R - Há sempre um saborzinho especial estar aqui para quem já ganhou em pares em
juniores?
Queria muito voltar aqui o mais cedo possível e, obviamente, muito feliz por ter voltado a este torneio. É sempre uma grande motivação estar aqui e poder jogar
Frederico Silva
Tenista português a Record
FS - "Já não penso muito nisso, na verdade. Já foi há muitos anos. Acho que isso já não está na minha cabeça. Agora é mesmo uma etapa diferente da minha carreira. É sempre um orgulho e uma motivação extra estar aqui a competir entre os melhores jogadores e é nisso que me vou focar. Apesar da derrota, trabalhei bastante para voltar aqui a este torneio e vou continuar a trabalhar para estar cá no próximo ano."
R - Sobre o ténis português, em geral, havia no arranque de Roland Garros, três masculinos no qualifying e um já no quadro principal, bem com um masculino nos pares, e duas atletas femininas no qualifying. O ténis português está a ir no bom sentido?
FS - "Acho que é o recorde de participações, neste caso, portuguesas num Grand Slam.
É um bocadinho a recompensa do trabalho que tem sido feito pela
Federação Portuguesa de Ténis.

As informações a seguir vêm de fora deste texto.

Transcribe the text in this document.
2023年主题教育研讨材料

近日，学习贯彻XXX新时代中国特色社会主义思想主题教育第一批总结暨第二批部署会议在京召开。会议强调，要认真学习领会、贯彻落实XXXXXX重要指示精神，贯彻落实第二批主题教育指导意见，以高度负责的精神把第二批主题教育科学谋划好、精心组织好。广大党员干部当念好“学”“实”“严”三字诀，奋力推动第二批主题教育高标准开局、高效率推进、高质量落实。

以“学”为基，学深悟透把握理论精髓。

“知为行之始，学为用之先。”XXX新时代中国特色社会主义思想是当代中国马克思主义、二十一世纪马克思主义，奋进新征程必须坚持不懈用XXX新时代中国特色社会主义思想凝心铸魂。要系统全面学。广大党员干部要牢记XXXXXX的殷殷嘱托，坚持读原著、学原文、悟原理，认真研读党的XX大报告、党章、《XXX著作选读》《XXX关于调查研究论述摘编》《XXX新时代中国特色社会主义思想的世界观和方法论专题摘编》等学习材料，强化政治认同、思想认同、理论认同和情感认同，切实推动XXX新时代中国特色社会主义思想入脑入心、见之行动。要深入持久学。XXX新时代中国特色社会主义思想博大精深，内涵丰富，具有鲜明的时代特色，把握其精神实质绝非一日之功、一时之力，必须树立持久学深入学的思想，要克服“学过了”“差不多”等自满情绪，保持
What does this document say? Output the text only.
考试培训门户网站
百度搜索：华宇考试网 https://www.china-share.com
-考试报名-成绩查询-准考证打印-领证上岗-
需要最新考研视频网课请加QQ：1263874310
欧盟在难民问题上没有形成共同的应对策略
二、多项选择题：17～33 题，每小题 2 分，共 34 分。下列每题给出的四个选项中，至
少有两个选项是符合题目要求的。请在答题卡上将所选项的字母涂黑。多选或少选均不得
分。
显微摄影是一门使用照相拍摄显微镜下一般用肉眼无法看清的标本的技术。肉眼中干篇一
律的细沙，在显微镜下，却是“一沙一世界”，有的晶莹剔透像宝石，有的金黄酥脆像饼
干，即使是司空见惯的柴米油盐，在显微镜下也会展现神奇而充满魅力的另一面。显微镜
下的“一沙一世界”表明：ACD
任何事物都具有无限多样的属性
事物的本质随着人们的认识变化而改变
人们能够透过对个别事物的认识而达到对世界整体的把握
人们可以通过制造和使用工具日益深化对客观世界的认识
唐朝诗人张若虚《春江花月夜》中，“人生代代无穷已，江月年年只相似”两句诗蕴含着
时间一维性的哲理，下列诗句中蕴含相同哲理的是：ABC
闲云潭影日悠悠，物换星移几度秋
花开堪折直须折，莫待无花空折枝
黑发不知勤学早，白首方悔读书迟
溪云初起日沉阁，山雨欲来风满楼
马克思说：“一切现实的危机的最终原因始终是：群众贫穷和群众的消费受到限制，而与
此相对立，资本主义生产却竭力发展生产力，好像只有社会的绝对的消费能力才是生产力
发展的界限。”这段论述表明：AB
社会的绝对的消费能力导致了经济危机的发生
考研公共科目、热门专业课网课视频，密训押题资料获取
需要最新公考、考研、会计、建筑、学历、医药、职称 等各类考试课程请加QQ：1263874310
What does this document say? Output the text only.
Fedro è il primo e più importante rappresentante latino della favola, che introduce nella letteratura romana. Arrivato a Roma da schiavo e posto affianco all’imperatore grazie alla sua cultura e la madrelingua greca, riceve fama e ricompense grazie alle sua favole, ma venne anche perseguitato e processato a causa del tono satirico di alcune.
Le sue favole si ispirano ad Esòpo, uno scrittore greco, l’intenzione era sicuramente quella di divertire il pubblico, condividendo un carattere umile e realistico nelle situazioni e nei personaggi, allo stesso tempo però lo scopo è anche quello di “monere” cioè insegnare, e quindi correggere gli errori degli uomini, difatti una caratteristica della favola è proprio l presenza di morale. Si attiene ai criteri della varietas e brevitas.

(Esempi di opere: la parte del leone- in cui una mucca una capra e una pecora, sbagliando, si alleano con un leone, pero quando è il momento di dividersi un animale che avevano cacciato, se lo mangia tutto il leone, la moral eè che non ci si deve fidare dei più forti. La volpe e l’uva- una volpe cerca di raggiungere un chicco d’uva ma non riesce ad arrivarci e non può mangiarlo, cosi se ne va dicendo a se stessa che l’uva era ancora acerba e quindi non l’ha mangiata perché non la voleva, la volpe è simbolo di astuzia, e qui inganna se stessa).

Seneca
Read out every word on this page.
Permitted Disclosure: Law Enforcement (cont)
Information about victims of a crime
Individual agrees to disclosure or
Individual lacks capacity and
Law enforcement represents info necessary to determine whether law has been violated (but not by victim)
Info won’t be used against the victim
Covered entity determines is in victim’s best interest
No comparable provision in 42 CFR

Um pouco também pelo trabalho que tem sido
feito pelos treinadores e por todos os que estão envolvidos no ténis em
Portugal. Sem dúvida que, um país tão pequeno como Portugal, com tão poucos
praticantes, ter sete jogadores a participar aqui, é muito positivo
para Portugal e para os portugueses. Espero que amanhã (ndr: terça) o Henrique
Rocha e o Jaime Faria possam ganhar, bem como a Francisca Jorge, e também
quando for a vez do Nuno Borges e do Francisco Cabral, vou torcer também por
eles."
R - Qual é o programa agora?
FS - "Na próxima semana vou jogar um Challenger, ainda não sei bem onde. Tenho hipótese de jogar um Challenger 100 em Chisinau (Moldova) ou então um Challenger 75 em Vicenza (Itália). Nestes dias, agora, vou aproveitar para trabalhar, para melhorar algumas coisas que estão em falta no jogo para tentar fazer um bom torneio na próxima semana."